Spoonamore's reference to the "14 counties" refers to the so-called "Connelly Anomaly" in which down-ticket candidates got more votes than John Kerry. The name comes from the candidacy of C. Ellen Connelly, an African-American woman who was running for the Ohio Supreme Court in 2004. She was endorsed by pro-choice and civil rights groups, and was relatively unknown to Ohio voters, in addition to being vastly outspent by her opponent in the campaign. Yet, somehow, Connelly got scores of thousands more votes than did John Kerry at the very top of the ticket.

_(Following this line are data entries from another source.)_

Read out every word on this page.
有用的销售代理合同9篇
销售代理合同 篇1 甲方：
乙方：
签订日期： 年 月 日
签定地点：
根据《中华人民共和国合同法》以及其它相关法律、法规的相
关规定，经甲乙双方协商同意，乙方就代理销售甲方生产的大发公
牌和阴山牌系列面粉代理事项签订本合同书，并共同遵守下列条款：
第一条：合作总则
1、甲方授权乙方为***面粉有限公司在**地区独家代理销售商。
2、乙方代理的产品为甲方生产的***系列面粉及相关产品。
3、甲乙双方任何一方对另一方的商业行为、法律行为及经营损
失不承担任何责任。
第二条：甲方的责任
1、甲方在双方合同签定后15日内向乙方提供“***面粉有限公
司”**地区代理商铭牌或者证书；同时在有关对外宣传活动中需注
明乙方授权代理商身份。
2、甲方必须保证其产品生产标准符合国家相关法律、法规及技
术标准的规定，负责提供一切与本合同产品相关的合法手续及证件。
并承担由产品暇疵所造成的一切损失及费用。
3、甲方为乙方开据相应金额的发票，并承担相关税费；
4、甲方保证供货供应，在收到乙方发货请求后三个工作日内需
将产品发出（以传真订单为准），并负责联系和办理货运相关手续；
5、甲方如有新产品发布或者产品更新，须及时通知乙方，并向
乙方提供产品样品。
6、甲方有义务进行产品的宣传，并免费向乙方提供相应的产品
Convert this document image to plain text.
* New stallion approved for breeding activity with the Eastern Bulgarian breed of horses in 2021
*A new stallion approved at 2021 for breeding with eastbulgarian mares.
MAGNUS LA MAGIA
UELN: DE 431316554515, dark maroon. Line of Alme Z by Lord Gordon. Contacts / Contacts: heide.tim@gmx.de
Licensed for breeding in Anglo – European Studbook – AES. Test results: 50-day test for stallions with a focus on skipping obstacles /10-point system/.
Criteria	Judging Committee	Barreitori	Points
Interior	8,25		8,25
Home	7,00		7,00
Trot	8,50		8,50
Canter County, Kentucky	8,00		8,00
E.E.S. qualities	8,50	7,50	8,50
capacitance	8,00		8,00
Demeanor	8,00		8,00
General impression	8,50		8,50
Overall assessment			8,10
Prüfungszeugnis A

Arnebeck said that "if you adjust for the [Connelly] anomaly or that situation, it's enough votes to have changed the outcome of the election. So the focus of our efforts, in cooperation with the Secretary of State, would be to find out who is responsible for that."


[snip]

"Certainly if that happened at one of our banks, you could be arrested."

[snip]

"None of us [the American people] really want to confront the fact that there appears to be an extremely coordinated effort by a very small group of people to rig elections and take control of the executive branch."

"You can spend all day every day looking at this stuff and saying, 'Well that would certainly launch a fraud investigation in a bank, but it doesn't when it comes to our vote.' Why?"
You can also spend every day looking at this stuff, and it can just drive you nuts. No wonder there was more digital ink spilled last week in reaction to a cartoon than any of the latest travesties committed in our name by our government. We as a nation are just about burnt out by these crooks.

If it's any consolation, the GOP itself is burnt out -- on itself -- resorting to bribing it's members to fill time on the House floor making useless speeches to their useless selves. They can't wait for a new government either, even if they're hopelessly outnumbered.